A fé e a devoção ao Pai Eterno conquistou os corações das três irmãs. “O Pai Eterno é o caminho da fé, da esperança e da renovação de cada dia para a gente se tornar melhor”, destaca. Para essa família a Romaria de Trindade é um dos eventos mais importantes do ano, pois é momento de rever parentes e amigos. “Na época da festa os laços familiares parece que se aproximam, tem muitos parentes de fora que vêm pra cá, e todos se reúnem”, conta o filho de Magda, Luiz Henrique Batista.

Na família, a fé ultrapassa gerações. As irmãs aprenderam com os pais e hoje filhos e netos continuam o caminho de amor ao Divino Pai Eterno. “Desde a época dos nossos pais até hoje, nós continuamos participando da Alvorada todas as madrugadas, às 5h, depois a procissão vindo da Matriz até aqui na Basílica. E isso continua perseverando na nossa família comigo, minhas irmãs, meu filho e inclusive meu neto que, apesar de muito novinho, já participa conosco”, relata Magda.

Restauração do corpo

A fé no Divino Pai Eterno é capaz de superar limites e até mesmo surpreender. Conheça agora a história de Jheyson do Nascimento Silva. A mãe do garoto é Eliane do Nascimento Mesquita. Ela conta que, faltando poucos dias para a Festa de Trindade, o filho sofreu um grave acidente: “Estavam fazendo a terraplenagem do setor para asfaltar. O rapaz da patrola não tinha visto o Jheyson de bicicleta e deu ré. Ele apavorou para correr, mas o cascalho estava fofo, então ele caiu e a máquina passou as duas rodas em cima dele, na região do abdômen”.

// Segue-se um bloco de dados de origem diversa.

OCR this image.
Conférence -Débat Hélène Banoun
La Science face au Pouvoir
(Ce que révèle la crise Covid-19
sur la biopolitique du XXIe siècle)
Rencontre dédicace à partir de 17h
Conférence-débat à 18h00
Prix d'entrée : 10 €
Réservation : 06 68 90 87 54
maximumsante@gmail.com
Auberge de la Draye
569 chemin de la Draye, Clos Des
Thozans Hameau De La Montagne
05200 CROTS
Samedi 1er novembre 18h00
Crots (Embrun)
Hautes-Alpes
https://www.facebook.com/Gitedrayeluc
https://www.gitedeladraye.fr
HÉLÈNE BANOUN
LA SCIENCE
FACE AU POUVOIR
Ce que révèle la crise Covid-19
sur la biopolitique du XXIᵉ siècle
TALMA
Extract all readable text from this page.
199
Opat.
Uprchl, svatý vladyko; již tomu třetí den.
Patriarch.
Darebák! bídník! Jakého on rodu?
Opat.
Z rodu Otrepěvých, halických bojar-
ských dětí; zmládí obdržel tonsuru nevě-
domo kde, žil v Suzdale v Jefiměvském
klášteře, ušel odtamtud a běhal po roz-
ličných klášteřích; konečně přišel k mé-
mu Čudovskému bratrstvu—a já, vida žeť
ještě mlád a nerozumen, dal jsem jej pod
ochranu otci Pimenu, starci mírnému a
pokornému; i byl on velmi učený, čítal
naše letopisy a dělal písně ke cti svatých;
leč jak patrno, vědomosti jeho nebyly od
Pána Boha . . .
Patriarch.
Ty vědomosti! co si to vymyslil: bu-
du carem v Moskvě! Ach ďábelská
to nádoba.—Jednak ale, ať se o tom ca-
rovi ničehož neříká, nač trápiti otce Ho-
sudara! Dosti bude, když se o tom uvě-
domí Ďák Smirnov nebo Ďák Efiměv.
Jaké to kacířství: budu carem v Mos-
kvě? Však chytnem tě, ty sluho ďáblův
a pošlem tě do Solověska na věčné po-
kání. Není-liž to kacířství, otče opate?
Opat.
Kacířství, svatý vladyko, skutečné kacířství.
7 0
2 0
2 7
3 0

“Eu fiquei com medo porque passou completamente em cima de mim. E na enfermaria, os dois médicos da Ortopedia chegaram lá e falaram que iam fazer uma cirurgia pra tentar colocar meu osso no lugar, mas que era uma cirurgia muito complicada e eu provavelmente ia ficar deficiente. Nesse momento, eu e minha mãe tivemos muito medo”, conta Jheyson.

Os momentos no hospital foram de muita angústia, mas o Divino Pai Eterno foi a força de toda a família. Lá mesmo enquanto aguardava o término da cirurgia, a família se reuniu e se colocou em oração. Aos poucos a graça do Pai foi acontecendo de maneira decisiva. Após a cirurgia, o médico falou que a situação do garoto não estava tão ruim como os exames haviam mostrado. Por isso, a cirurgia foi um sucesso.

Depois de toda a dificuldade, Jheyson hoje leva uma vida normal, estuda, trabalha e, nas horas vagas, gosta de consertar computadores. Além disso, ele tem o sonho de se formar em Biologia e ser professor. “O Jheyson é um menino que nasceu para ser feliz. Eu agradeço muito ao Divino Pai Eterno e à Mãe Santíssima que está sempre junto com a gente”, ressalta a mãe, emocionada.